Personally, I feel that an acoustic-electric is the only type of guitar that really doesn't benefit much (if at all) from having valves in the amplification chain, but hey, if it makes him happy, why not?
-Gnobuddy
So chances are, what your son's friend wants is an amp that is basically very much like a small P.A. system or powered speaker, with a flat frequency response from about 80 Hz to about 10 kHz, and enough power and clean gain to work with the onboard (probably piezo) pickup in the acoustic guitar.

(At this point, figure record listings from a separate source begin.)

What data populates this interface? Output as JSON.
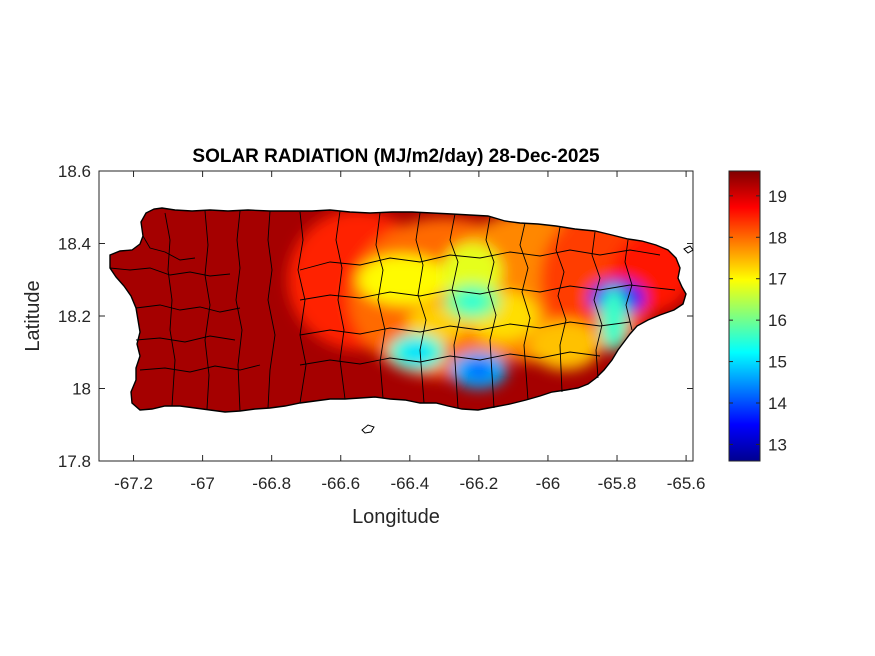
{
  "chart_data": {
    "type": "heatmap",
    "title": "SOLAR RADIATION (MJ/m2/day) 28-Dec-2025",
    "xlabel": "Longitude",
    "ylabel": "Latitude",
    "xlim": [
      -67.3,
      -65.58
    ],
    "ylim": [
      17.8,
      18.6
    ],
    "xticks": [
      -67.2,
      -67,
      -66.8,
      -66.6,
      -66.4,
      -66.2,
      -66,
      -65.8,
      -65.6
    ],
    "xtick_labels": [
      "-67.2",
      "-67",
      "-66.8",
      "-66.6",
      "-66.4",
      "-66.2",
      "-66",
      "-65.8",
      "-65.6"
    ],
    "yticks": [
      17.8,
      18,
      18.2,
      18.4,
      18.6
    ],
    "ytick_labels": [
      "17.8",
      "18",
      "18.2",
      "18.4",
      "18.6"
    ],
    "colorbar": {
      "colormap": "jet",
      "range": [
        12.6,
        19.6
      ],
      "ticks": [
        13,
        14,
        15,
        16,
        17,
        18,
        19
      ],
      "tick_labels": [
        "13",
        "14",
        "15",
        "16",
        "17",
        "18",
        "19"
      ]
    },
    "grid": false,
    "low_radiation_areas": [
      {
        "lon": -65.8,
        "lat": 18.25,
        "value": 13.2
      },
      {
        "lon": -66.38,
        "lat": 18.1,
        "value": 15.0
      },
      {
        "lon": -66.2,
        "lat": 18.05,
        "value": 14.2
      },
      {
        "lon": -66.22,
        "lat": 18.24,
        "value": 15.5
      }
    ],
    "west_value": 19.5,
    "central_value": 18.2
  }
}
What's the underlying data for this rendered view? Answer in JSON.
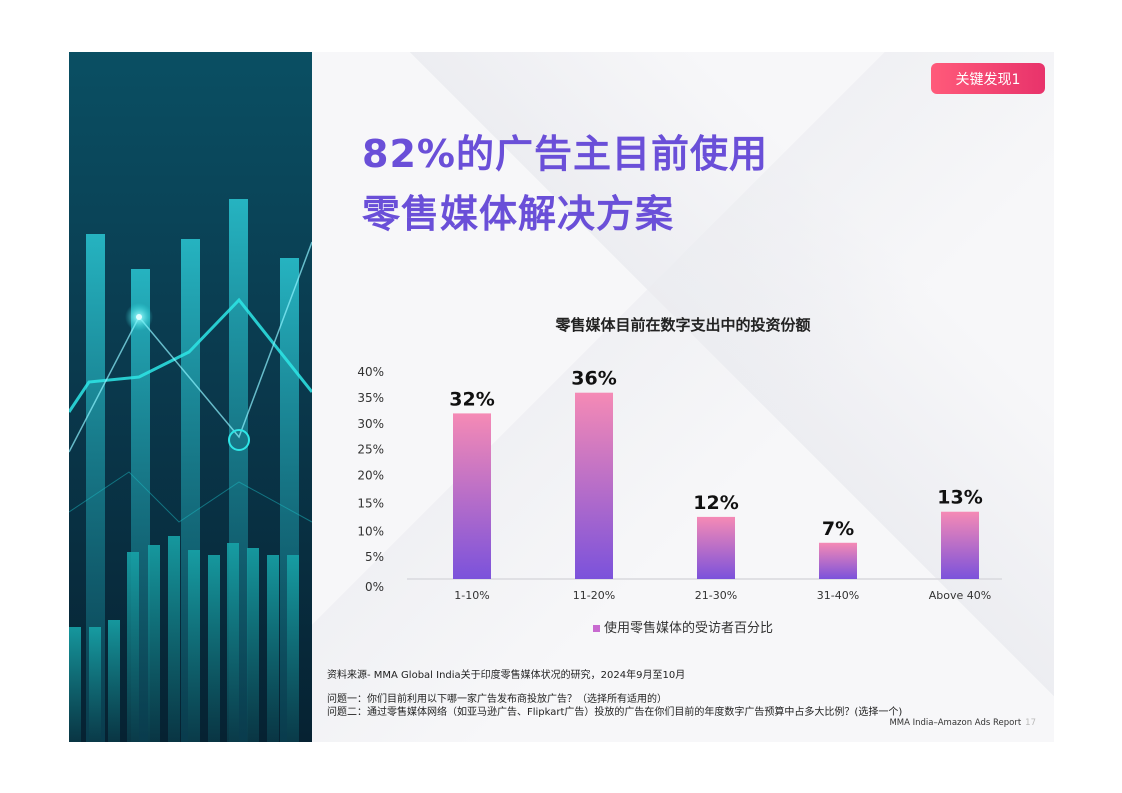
{
  "badge": "关键发现1",
  "title": {
    "line1": "82%的广告主目前使用",
    "line2": "零售媒体解决方案"
  },
  "chart_data": {
    "type": "bar",
    "title": "零售媒体目前在数字支出中的投资份额",
    "categories": [
      "1-10%",
      "11-20%",
      "21-30%",
      "31-40%",
      "Above 40%"
    ],
    "values": [
      32,
      36,
      12,
      7,
      13
    ],
    "data_labels": [
      "32%",
      "36%",
      "12%",
      "7%",
      "13%"
    ],
    "y_ticks": [
      "0%",
      "5%",
      "10%",
      "15%",
      "20%",
      "25%",
      "30%",
      "35%",
      "40%"
    ],
    "ylim": [
      0,
      40
    ],
    "series": [
      {
        "name": "使用零售媒体的受访者百分比",
        "values": [
          32,
          36,
          12,
          7,
          13
        ]
      }
    ],
    "legend": "bottom",
    "grid": false,
    "bar_gradient": {
      "top": "#f58ab5",
      "bottom": "#7b52db"
    }
  },
  "source": "资料来源- MMA Global India关于印度零售媒体状况的研究，2024年9月至10月",
  "question1": "问题一：你们目前利用以下哪一家广告发布商投放广告？（选择所有适用的）",
  "question2": "问题二：通过零售媒体网络（如亚马逊广告、Flipkart广告）投放的广告在你们目前的年度数字广告预算中占多大比例？(选择一个)",
  "footer": {
    "report": "MMA India–Amazon Ads Report",
    "page": "17"
  },
  "colors": {
    "title": "#6a4fd8",
    "badge": "#ee3d6e",
    "panel": "#0a3f52",
    "accent": "#2ee6e6"
  }
}
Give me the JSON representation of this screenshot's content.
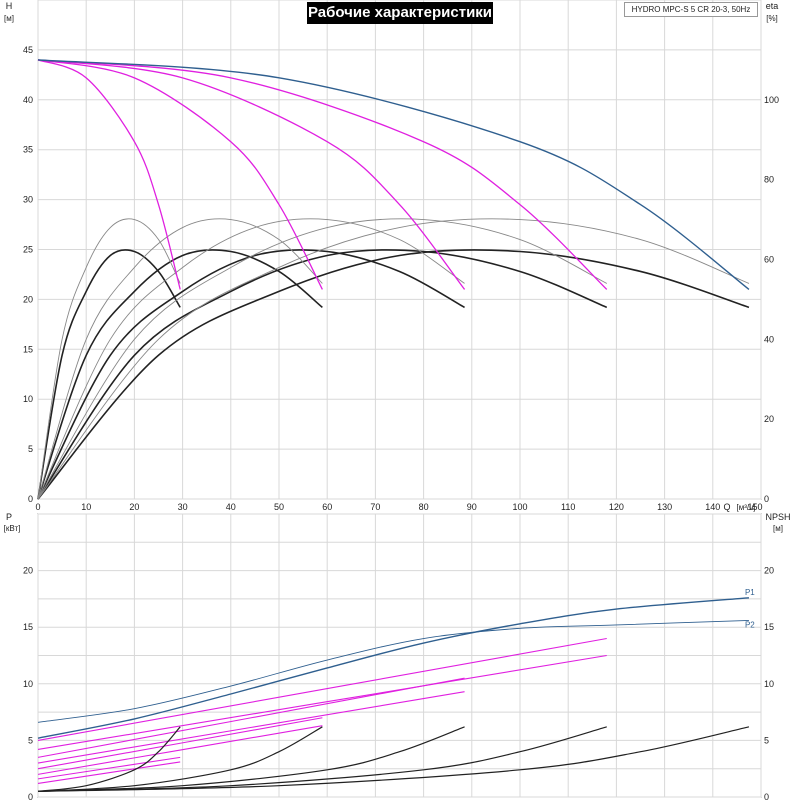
{
  "title": "Рабочие характеристики",
  "model": "HYDRO MPC-S 5 CR 20-3, 50Hz",
  "colors": {
    "pink": "#e020e0",
    "blue": "#2f5f8f",
    "dark": "#222222",
    "gray": "#888888",
    "grid": "#d8d8d8"
  },
  "chart_data": [
    {
      "type": "line",
      "name": "head-efficiency",
      "x_label_text": "Q",
      "x_unit": "[м³/ч]",
      "xlim": [
        0,
        150
      ],
      "x_ticks": [
        0,
        10,
        20,
        30,
        40,
        50,
        60,
        70,
        80,
        90,
        100,
        110,
        120,
        130,
        140,
        150
      ],
      "y_label_text": "H",
      "y_unit": "[м]",
      "ylim": [
        0,
        50
      ],
      "y_ticks": [
        0,
        5,
        10,
        15,
        20,
        25,
        30,
        35,
        40,
        45
      ],
      "y2_label_text": "eta",
      "y2_unit": "[%]",
      "y2lim": [
        0,
        125
      ],
      "y2_ticks": [
        0,
        20,
        40,
        60,
        80,
        100
      ],
      "head_curves": [
        {
          "pumps": 1,
          "x": [
            0,
            10,
            20,
            25,
            29.5
          ],
          "y": [
            44,
            42.2,
            35.8,
            29.5,
            21
          ]
        },
        {
          "pumps": 2,
          "x": [
            0,
            20,
            40,
            50,
            59
          ],
          "y": [
            44,
            42.2,
            35.8,
            29.5,
            21
          ]
        },
        {
          "pumps": 3,
          "x": [
            0,
            30,
            60,
            75,
            88.5
          ],
          "y": [
            44,
            42.2,
            35.8,
            29.5,
            21
          ]
        },
        {
          "pumps": 4,
          "x": [
            0,
            40,
            80,
            100,
            118
          ],
          "y": [
            44,
            42.2,
            35.8,
            29.5,
            21
          ]
        },
        {
          "pumps": 5,
          "x": [
            0,
            50,
            100,
            125,
            147.5
          ],
          "y": [
            44,
            42.2,
            35.8,
            29.5,
            21
          ]
        }
      ],
      "efficiency_curves": [
        {
          "pumps": 1,
          "x": [
            0,
            5,
            10,
            15,
            20,
            25,
            29.5
          ],
          "y": [
            0,
            40,
            58,
            68,
            70,
            65,
            54
          ]
        },
        {
          "pumps": 2,
          "x": [
            0,
            10,
            20,
            30,
            40,
            50,
            59
          ],
          "y": [
            0,
            40,
            58,
            68,
            70,
            65,
            54
          ]
        },
        {
          "pumps": 3,
          "x": [
            0,
            15,
            30,
            45,
            60,
            75,
            88.5
          ],
          "y": [
            0,
            40,
            58,
            68,
            70,
            65,
            54
          ]
        },
        {
          "pumps": 4,
          "x": [
            0,
            20,
            40,
            60,
            80,
            100,
            118
          ],
          "y": [
            0,
            40,
            58,
            68,
            70,
            65,
            54
          ]
        },
        {
          "pumps": 5,
          "x": [
            0,
            25,
            50,
            75,
            100,
            125,
            147.5
          ],
          "y": [
            0,
            40,
            58,
            68,
            70,
            65,
            54
          ]
        }
      ],
      "total_efficiency_curves": [
        {
          "pumps": 1,
          "x": [
            0,
            5,
            10,
            15,
            20,
            25,
            29.5
          ],
          "y": [
            0,
            36,
            52,
            61,
            62,
            57,
            48
          ]
        },
        {
          "pumps": 2,
          "x": [
            0,
            10,
            20,
            30,
            40,
            50,
            59
          ],
          "y": [
            0,
            36,
            52,
            61,
            62,
            57,
            48
          ]
        },
        {
          "pumps": 3,
          "x": [
            0,
            15,
            30,
            45,
            60,
            75,
            88.5
          ],
          "y": [
            0,
            36,
            52,
            61,
            62,
            57,
            48
          ]
        },
        {
          "pumps": 4,
          "x": [
            0,
            20,
            40,
            60,
            80,
            100,
            118
          ],
          "y": [
            0,
            36,
            52,
            61,
            62,
            57,
            48
          ]
        },
        {
          "pumps": 5,
          "x": [
            0,
            25,
            50,
            75,
            100,
            125,
            147.5
          ],
          "y": [
            0,
            36,
            52,
            61,
            62,
            57,
            48
          ]
        }
      ]
    },
    {
      "type": "line",
      "name": "power-npsh",
      "x_label_text": "Q",
      "xlim": [
        0,
        150
      ],
      "y_label_text": "P",
      "y_unit": "[кВт]",
      "ylim": [
        0,
        25
      ],
      "y_ticks": [
        0,
        5,
        10,
        15,
        20
      ],
      "y2_label_text": "NPSH",
      "y2_unit": "[м]",
      "y2lim": [
        0,
        25
      ],
      "y2_ticks": [
        0,
        5,
        10,
        15,
        20
      ],
      "power_series": [
        {
          "name": "P1",
          "x": [
            0,
            20,
            40,
            60,
            80,
            100,
            120,
            147.5
          ],
          "y": [
            5.2,
            6.9,
            9.1,
            11.4,
            13.6,
            15.3,
            16.6,
            17.6
          ]
        },
        {
          "name": "P2",
          "x": [
            0,
            20,
            40,
            60,
            80,
            100,
            120,
            147.5
          ],
          "y": [
            6.6,
            7.8,
            9.8,
            12.1,
            14.0,
            14.9,
            15.2,
            15.6
          ]
        }
      ],
      "power_pink_curves": [
        {
          "x": [
            0,
            29.5
          ],
          "y": [
            1.2,
            3.1
          ]
        },
        {
          "x": [
            0,
            29.5
          ],
          "y": [
            1.6,
            3.5
          ]
        },
        {
          "x": [
            0,
            59
          ],
          "y": [
            2.0,
            6.3
          ]
        },
        {
          "x": [
            0,
            59
          ],
          "y": [
            2.5,
            7.0
          ]
        },
        {
          "x": [
            0,
            88.5
          ],
          "y": [
            3.0,
            9.3
          ]
        },
        {
          "x": [
            0,
            88.5
          ],
          "y": [
            3.5,
            10.5
          ]
        },
        {
          "x": [
            0,
            118
          ],
          "y": [
            4.2,
            12.5
          ]
        },
        {
          "x": [
            0,
            118
          ],
          "y": [
            5.0,
            14.0
          ]
        }
      ],
      "npsh_curves": [
        {
          "pumps": 1,
          "x": [
            0,
            10,
            20,
            25,
            29.5
          ],
          "y": [
            0.5,
            1.0,
            2.4,
            4.0,
            6.2
          ]
        },
        {
          "pumps": 2,
          "x": [
            0,
            20,
            40,
            50,
            59
          ],
          "y": [
            0.5,
            1.0,
            2.4,
            4.0,
            6.2
          ]
        },
        {
          "pumps": 3,
          "x": [
            0,
            30,
            60,
            75,
            88.5
          ],
          "y": [
            0.5,
            1.0,
            2.4,
            4.0,
            6.2
          ]
        },
        {
          "pumps": 4,
          "x": [
            0,
            40,
            80,
            100,
            118
          ],
          "y": [
            0.5,
            1.0,
            2.4,
            4.0,
            6.2
          ]
        },
        {
          "pumps": 5,
          "x": [
            0,
            50,
            100,
            125,
            147.5
          ],
          "y": [
            0.5,
            1.0,
            2.4,
            4.0,
            6.2
          ]
        }
      ]
    }
  ]
}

Personally, I feel that an acoustic-electric is the only type of guitar that really doesn't benefit much (if at all) from having valves in the amplification chain, but hey, if it makes him happy, why not?
-Gnobuddy
It definitely can, but the thing is, the reason we usually want that extra 2nd harmonic distortion is to "sweeten" the ugly sounds that come out of a solid-body guitar pickup.Maybe a tube preamp for acoustic can be set up to add 2H, but no clipping.
A lot of that ugliness is created by the magnetic pickup itself - the magnetic field around the pickup pole-pieces is not uniform, and the guitar string moving through this causes a heavily distorted signal to be generated in the guitar pickup.
A good acoustic guitar (or acoustic-electric) usually has a completely different type of pickup - either a piezo strip under the saddle, or a little microphone inside the guitar body, or both. These types of pickups don't produce the same harsh distortion that the conventional magnetic pickup does. In addition, the guitar body itself is designed to produce a pleasing sound via its wood and cavity resonances.
So IMO a decent acoustic-electric guitar sounds good if you just plug it into any generic low-distortion amplifier with a flat and wide-enough frequency response. Theres no real need for the amp to add "sweetening", the sound is already sweet!
As usual, this is just my opinion, based on just my ears and my brain. Others may or may not agree.
Worth mentioning: I have one guitar (a Takamine) that uses an actual valve (triode) in the built-in preamp. Takamine calls this design their "Cool Tube" preamp, and their stated intention was to remove some of that harsh "piezo quack" that you often read about in reviews of acoustic-electric guitars. So someone at Takamine did think that a wee bit of valve distortion could help improve the sound of an acoustic guitar...
Does it work? I don't know whether the valve is actually responsible, but that particular guitar does have a rather natural plugged-in sound (i.e. it sounds a lot like it does when unplugged).
I bought that guitar for an entirely different reason: it has steel strings but they are almost as widely spaced as a traditional classical nylon-string guitar. I have big fingers, and it's the only guitar I have that gives me enough room for fingerstyle playing.
-Gnobuddy
All sounds great to me, now I just need someone to do a GB on PCB for the Korg Triode
Good chance this might become available in diyaudio store.
Ask Variac.
If you don't want to wait, you can get the buffer PCB from Pete Millett: DIY PCB plus Tube - Buffer PCB using the Korg Nutube 6P1 | eBay
If you don't want to wait, you can get the buffer PCB from Pete Millett: DIY PCB plus Tube - Buffer PCB using the Korg Nutube 6P1 | eBay
Thanks, waitings not a big problem I have SO many things to get finished, just agreed to a barter with a lady from work, she gives me a new high quality matteress (which I need) and I build her a simple work table and chair from her bedframe which I dont need!